Closing the Digital Divide – AI and cyber resilience in practice

CSG and CFG – AI and the Digital Divide

In October, the Civil Society Group (CSG) published its Autumn Budget submission and a high-profile call for action on the charity digital divide. For the first time, CSG and the Charity Finance Group (CFG) asked government to support safe, proportionate AI adoption across the sector, including engagement with the Charity AI Task Force. Furthermore, they asked for the creation of a new fund to tackle the digital divide amount smaller charities, focused on infrastructure and skills.

The submission reflects that, whilst AI uptake has been high, many charities lack the resources and governance to use it responsibly. CSG argues that, without targeted support, smaller organisations risk being left behind just as digital engagement becomes the norm for donors, volunteers, and beneficiaries.

Although the Budget did not announce a dedicated AI/digital fund, these asks are now firmly on the policy agenda and likely to re-surface in future fiscal events and funding schemes.

Cyber Resilient Scotland

In early November, the Scottish Government launched the Strategic Framework for a Cyber Resilient Scotland 2025-2030, a refresh of its 2021 strategy. The framework’s vision is that “Scotland thrives by being a digitally secure and resilient nation”, and it explicitly covers public, private and third sector organisations.

The press material underlines why this matters: the UK Cyber Breaches Survey 2025 found around 86% of charities had staff encounter phishing emails or fraudulent websites in 2024 and recorded cyber crimes in Scotland have almost doubled since 2019-2020.

Shortly after its launch, OSCR issued a news piece calling the framework a “strategic call to action” for Scotland’s charity sector. It stresses that trustees have a duty to treat cyber security as a ‘key part of their work, not an optional extra’, and signposts free support from SCVO’s cyber-resilience programme.

Trustees’ Week 2025 – AI in the boardroom

AI also featured prominently in this year’s Trustees’ Week. On 6 November, NCVO ran a free online session, “AI Essentials”, in partnership with the Media Trust aimed squarely at trustees and senior leaders.

The webinar provided: a practical overview of AI tools trustees might encounter, discussion of risks and ethical issues, real-world case studies from charities already experimenting with AI, and a focus on how boards can kickstart their AI journeys.

The event signals an overall shift from AI being seen as an operational or IT issue to something trustees are expected to understand and question – particularly where AI is used in fundraising, service delivery and HR.

That message was reinforced later in the month at NPC Ignites 2025 where Tom Ilube, chair of The King’s Trust, warned that charities which avoid engaging with AI now could face ‘real trouble’ within two or three years.
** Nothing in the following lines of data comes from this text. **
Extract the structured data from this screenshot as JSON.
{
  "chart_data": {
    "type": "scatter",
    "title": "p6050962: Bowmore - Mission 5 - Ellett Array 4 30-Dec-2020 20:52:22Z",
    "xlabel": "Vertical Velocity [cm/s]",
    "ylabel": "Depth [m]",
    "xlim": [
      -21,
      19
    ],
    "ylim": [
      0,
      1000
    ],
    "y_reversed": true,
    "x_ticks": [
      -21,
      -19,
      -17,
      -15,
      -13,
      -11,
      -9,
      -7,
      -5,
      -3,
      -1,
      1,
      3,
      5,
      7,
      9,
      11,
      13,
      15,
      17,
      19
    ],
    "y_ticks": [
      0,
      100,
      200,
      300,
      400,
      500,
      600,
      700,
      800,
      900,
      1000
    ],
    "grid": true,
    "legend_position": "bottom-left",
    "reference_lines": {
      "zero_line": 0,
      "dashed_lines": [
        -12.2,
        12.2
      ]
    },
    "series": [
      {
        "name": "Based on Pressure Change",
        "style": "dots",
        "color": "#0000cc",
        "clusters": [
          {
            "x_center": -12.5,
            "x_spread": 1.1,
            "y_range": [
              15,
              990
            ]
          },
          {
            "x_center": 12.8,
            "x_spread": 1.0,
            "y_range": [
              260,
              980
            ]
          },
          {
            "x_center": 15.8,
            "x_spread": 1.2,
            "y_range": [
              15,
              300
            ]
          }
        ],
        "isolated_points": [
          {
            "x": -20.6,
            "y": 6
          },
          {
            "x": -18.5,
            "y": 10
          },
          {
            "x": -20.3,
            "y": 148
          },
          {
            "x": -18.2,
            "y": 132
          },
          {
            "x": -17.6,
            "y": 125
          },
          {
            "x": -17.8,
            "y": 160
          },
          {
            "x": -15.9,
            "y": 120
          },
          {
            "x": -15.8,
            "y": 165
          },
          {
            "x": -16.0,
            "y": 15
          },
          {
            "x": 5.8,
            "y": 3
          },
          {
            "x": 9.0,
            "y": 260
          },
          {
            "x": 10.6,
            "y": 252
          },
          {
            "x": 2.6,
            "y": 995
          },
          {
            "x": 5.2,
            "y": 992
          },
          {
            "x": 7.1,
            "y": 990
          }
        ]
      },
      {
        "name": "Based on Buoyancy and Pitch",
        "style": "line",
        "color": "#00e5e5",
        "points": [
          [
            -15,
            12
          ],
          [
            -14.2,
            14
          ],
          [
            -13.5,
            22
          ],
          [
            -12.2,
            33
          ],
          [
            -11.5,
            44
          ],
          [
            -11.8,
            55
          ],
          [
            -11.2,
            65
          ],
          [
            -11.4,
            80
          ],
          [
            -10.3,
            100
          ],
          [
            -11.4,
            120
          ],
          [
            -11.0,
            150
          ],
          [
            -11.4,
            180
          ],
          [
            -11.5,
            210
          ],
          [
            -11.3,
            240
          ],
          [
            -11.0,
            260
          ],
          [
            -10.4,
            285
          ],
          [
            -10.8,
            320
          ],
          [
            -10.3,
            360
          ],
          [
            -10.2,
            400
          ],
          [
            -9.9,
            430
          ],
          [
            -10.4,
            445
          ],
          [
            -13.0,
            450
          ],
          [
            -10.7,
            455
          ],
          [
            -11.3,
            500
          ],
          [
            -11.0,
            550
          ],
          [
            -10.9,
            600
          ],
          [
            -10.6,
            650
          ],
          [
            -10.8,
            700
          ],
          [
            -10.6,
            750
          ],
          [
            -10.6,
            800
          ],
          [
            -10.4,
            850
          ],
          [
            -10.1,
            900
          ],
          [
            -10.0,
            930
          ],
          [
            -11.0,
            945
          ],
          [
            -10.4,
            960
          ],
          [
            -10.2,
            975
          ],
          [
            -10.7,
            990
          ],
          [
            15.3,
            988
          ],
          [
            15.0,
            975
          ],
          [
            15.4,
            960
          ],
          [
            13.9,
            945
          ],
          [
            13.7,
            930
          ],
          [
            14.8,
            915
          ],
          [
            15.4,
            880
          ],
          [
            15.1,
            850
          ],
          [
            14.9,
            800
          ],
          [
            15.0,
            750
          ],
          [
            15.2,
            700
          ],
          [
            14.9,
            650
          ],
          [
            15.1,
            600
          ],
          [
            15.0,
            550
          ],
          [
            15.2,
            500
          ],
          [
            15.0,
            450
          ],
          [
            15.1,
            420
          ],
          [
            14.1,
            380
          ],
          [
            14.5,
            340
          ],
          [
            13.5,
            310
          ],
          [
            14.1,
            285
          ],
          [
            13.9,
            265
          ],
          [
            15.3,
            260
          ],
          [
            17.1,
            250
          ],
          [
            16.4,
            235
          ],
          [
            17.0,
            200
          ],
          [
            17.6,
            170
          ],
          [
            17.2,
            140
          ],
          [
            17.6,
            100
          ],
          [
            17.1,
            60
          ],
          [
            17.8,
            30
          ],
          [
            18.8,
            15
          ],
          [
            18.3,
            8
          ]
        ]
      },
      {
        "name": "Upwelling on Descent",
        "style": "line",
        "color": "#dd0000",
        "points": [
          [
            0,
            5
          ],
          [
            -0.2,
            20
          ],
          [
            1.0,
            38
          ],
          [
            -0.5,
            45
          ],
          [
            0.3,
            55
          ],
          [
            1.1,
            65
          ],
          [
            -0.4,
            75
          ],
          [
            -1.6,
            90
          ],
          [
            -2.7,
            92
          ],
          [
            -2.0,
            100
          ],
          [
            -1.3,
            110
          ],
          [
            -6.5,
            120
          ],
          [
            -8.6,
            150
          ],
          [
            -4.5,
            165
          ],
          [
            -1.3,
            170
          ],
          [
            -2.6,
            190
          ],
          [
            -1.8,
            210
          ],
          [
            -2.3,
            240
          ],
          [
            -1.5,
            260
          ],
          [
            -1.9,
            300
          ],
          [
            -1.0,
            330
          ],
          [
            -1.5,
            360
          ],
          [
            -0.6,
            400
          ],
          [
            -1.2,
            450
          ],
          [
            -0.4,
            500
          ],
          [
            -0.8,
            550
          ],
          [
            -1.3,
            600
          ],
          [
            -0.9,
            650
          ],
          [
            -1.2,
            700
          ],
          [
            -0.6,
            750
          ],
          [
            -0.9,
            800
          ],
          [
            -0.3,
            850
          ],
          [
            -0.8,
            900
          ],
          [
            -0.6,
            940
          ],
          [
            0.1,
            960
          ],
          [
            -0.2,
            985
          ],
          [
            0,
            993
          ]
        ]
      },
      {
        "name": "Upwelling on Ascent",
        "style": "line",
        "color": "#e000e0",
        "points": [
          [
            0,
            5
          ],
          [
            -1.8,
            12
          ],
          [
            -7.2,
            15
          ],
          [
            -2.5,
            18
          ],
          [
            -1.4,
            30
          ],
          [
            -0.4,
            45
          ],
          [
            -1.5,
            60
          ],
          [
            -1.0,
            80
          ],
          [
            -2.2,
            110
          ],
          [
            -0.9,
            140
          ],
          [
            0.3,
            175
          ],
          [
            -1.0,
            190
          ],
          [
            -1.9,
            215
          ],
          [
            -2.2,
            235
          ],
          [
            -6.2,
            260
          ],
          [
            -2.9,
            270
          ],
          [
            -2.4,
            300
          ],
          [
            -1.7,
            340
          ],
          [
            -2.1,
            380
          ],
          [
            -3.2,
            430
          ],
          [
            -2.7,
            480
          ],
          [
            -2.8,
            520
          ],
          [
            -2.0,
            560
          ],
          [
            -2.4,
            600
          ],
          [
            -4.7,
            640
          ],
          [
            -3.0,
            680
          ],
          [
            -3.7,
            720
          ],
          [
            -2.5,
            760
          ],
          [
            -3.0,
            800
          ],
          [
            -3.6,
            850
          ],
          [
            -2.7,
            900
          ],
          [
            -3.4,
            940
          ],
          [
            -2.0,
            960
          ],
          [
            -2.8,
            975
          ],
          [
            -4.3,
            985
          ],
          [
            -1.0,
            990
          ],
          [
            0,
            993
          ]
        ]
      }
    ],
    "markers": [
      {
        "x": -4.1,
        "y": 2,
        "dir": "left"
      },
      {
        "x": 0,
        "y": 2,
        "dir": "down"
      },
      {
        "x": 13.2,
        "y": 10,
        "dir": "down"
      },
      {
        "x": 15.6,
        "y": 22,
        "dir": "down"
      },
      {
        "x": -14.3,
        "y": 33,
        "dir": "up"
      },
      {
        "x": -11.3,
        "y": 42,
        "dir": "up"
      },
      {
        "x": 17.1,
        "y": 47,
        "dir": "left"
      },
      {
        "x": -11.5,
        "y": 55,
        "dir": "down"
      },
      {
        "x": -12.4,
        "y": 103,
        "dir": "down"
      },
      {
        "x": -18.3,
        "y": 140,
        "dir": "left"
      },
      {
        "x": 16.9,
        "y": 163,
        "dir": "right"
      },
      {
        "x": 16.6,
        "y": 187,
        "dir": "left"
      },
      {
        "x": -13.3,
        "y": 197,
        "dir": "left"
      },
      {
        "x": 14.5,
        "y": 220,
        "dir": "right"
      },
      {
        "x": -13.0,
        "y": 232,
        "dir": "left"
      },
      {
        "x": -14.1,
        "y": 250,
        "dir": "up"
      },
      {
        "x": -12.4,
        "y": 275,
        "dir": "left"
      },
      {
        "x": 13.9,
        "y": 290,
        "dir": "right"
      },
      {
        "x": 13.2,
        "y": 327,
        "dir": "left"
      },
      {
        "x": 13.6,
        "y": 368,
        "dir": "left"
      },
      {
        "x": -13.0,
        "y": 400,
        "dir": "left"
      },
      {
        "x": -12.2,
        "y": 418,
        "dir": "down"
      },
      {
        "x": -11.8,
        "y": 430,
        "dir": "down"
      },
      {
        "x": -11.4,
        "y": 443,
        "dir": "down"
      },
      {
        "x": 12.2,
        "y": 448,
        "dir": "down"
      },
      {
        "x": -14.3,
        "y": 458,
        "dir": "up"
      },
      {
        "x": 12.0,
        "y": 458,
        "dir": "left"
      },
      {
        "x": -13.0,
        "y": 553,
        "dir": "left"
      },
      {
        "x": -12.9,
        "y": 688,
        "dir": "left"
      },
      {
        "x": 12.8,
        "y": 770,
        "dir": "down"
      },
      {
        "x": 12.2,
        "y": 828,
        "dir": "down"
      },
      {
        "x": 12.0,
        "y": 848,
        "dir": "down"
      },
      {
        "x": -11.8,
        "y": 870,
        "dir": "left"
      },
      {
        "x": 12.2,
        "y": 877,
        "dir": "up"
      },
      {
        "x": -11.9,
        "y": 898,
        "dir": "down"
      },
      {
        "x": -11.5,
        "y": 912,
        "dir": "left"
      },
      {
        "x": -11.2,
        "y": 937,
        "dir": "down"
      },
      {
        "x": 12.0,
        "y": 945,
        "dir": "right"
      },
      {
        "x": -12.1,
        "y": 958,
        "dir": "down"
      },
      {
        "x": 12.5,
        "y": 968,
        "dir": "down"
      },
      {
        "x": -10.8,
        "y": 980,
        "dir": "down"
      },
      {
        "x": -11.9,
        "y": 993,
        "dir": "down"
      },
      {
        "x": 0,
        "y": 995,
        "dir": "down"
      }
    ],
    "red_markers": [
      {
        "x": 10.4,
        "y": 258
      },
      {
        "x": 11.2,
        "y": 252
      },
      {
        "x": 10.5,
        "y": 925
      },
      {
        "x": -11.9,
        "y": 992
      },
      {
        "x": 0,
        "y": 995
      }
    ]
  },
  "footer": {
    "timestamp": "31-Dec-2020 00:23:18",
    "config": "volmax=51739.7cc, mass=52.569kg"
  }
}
He described AI as a ‘wake-up call’ arguing that organisations must approach AI in a manageable but deliberate way. He further suggested that boards should bring AI expertise into the room, recommending that charities consider having someone with deep AI knowledge at the table, whether as a trustee or an advisor, to help navigate strategic choices. His broader point was that charities cannot afford to let big tech dictate how AI is used in social and community contexts. As charities understand their beneficiaries, they are best-suited to influence how AI is shaped.
 

Steps Forward

In light of the CSG and CFG’s Budget asks, Cyber Resilient Scotland, and the talks at Trustees’ Week and NPC Ignites, there are some clear practical steps charities can make:

1. Treat non-engagement as a risk in itself: Tom Ilube’s warning is that simply opting out of AI is no longer a neutral position, it risks leaving organisations behind operationally and strategically.
2. Bring AI expertise into governance structures: charities should consider whether they should bring in an AI-literate trustee or adviser to help guide them across the digital divide. Further, trustee learning opportunities, similar to the ‘AI Essentials’ programme, could help bring the board’s baseline understanding of AI to a stronger level.
3. Integrate AI with cyber-resilience: using Scotland’s Cyber Resilient framework and OSCR’s recent call to action as a template, charities should make cyber security and digital resilience part of core risk management. They should map where AI tools intersect with their most sensitive data and critical systems, ensuring controls are proportionate to those risks.
4. Collaborate and share knowledge with peers: the best approach is collective action with charities sharing resources and strategies so that those further ahead can help those just starting out. Finance teams can tap into free or low-cost support such as Charity Excellence’s newly launched AI Online Learning Programme which aims to build safe, practical AI skills across the sector.